Medical staff at Eastbourne General Hospital thought the child, identified as B in court, was fit to be released after two days but were concerned that the mother, A, had reported two other incidents of the baby stopping breathing.
No-one else had seen the incidents and a consultant feared it could be an example of the mother fabricating an illness - once known as Munchausen Syndrome.
The consultant was under a duty to notify the social services and the police were informed.
B stayed in the hospital for another five days and then was taken into foster care after the mother said she wanted to take the boy home.
Two days later they were reunited after she agreed to go into a mother-and-baby unit where it was found she was a capable mother and proceedings were discontinued.
Mr Justice Hedley, giving a ruling today after the mother appealed against a judgment dismissing her claims against East Sussex County Council (ESCC) and Sussex Police, said: "It is wholly unsurprising in those circumstances that the appellant should feel aggrieved at having been under suspicion of factitious illness, at having her child removed from her for two days and at having to attend a mother-and-baby unit.
"Nor indeed is it possible for anyone to feel other than sympathy for her plight.
"On the other hand child protection is just that.
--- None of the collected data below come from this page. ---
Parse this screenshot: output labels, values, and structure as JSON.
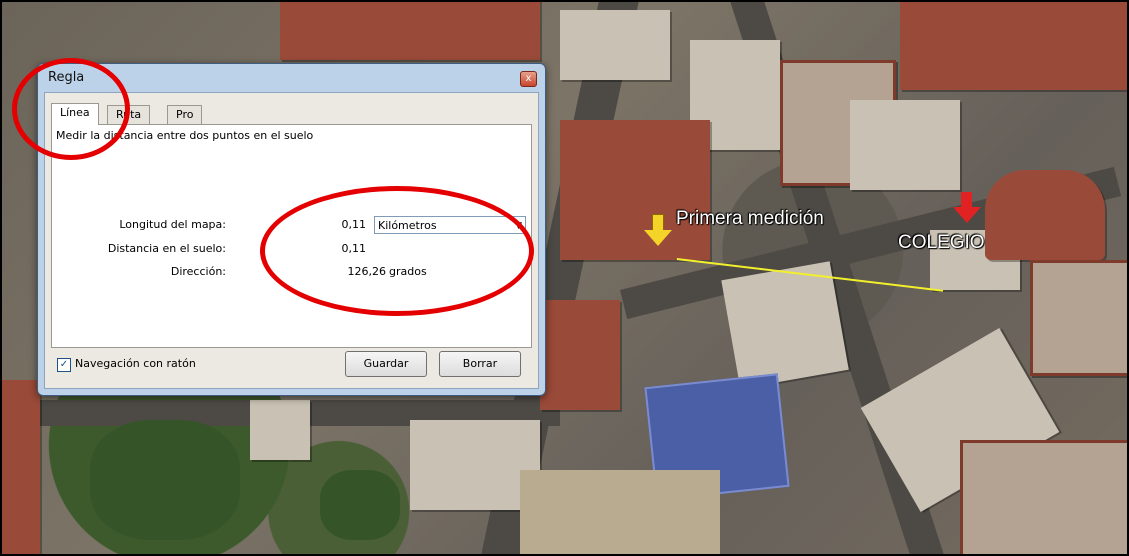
{
  "dialog": {
    "title": "Regla",
    "close_glyph": "x",
    "tabs": [
      {
        "label": "Línea",
        "active": true
      },
      {
        "label": "Ruta",
        "active": false
      },
      {
        "label": "Pro",
        "active": false
      }
    ],
    "description": "Medir la distancia entre dos puntos en el suelo",
    "map_length": {
      "label": "Longitud del mapa:",
      "value": "0,11"
    },
    "unit_select": {
      "selected": "Kilómetros"
    },
    "ground_distance": {
      "label": "Distancia en el suelo:",
      "value": "0,11"
    },
    "heading": {
      "label": "Dirección:",
      "value": "126,26",
      "unit": "grados"
    },
    "mouse_nav": {
      "label": "Navegación con ratón",
      "checked": true,
      "check_glyph": "✓"
    },
    "save_label": "Guardar",
    "clear_label": "Borrar"
  },
  "map": {
    "first_measurement_label": "Primera medición",
    "school_label": "COLEGIO",
    "measure_line_color": "#f2ef2c",
    "annotation_color": "#e40000"
  }
}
It is protection from the consequences of perceived risk."
He said there will be cases such as this one where the concerns were incorrect but that did not mean the measures taken were unlawful or wrongly taken.
"There has been now for some time heightened public concerns about child protection and it is not right to criticise ESCC for taking what with the benefit of hindsight might appear an unduly cautious or even heavy approach.
"In my judgment ESCC were entitled to conclude the exercise of statutory powers was necessary to protect B."
After dismissing her appeal, he said: "Social workers in these situations are in a very difficult place. If they take no action and something goes wrong, inevitable and heavy criticism will follow.
"If they take action which ultimately turns out to have been unnecessary, they will have caused distress to an already distressed parent.
"On the other hand they are also invested with or have access to very draconian powers and it is vital that, if child protection is to command public respect and agreement, such powers must be exercised lawfully and proportionately and the exercise of such powers should be the subject of public scrutiny.
"This litigation demonstrates that child protection only comes at a cost; to an innocent parent who is subject to it based on emergency assessment of risk and to public authorities who have had to account in a judicial setting for the exercise of power.
"It is, however, a cost that has inevitably to be exacted if the most vulnerable members of our society, dependent children, are to be protected by the state."
Lord Justice Jackson, who also dismissed her appeal, said all three parties in the case were publicly funded.
"The costs to the public purse (approximately £80,000) exceed by an order of magnitude the modest damages which were in issue. Litigation of this nature hardly represents a wise use of public funds."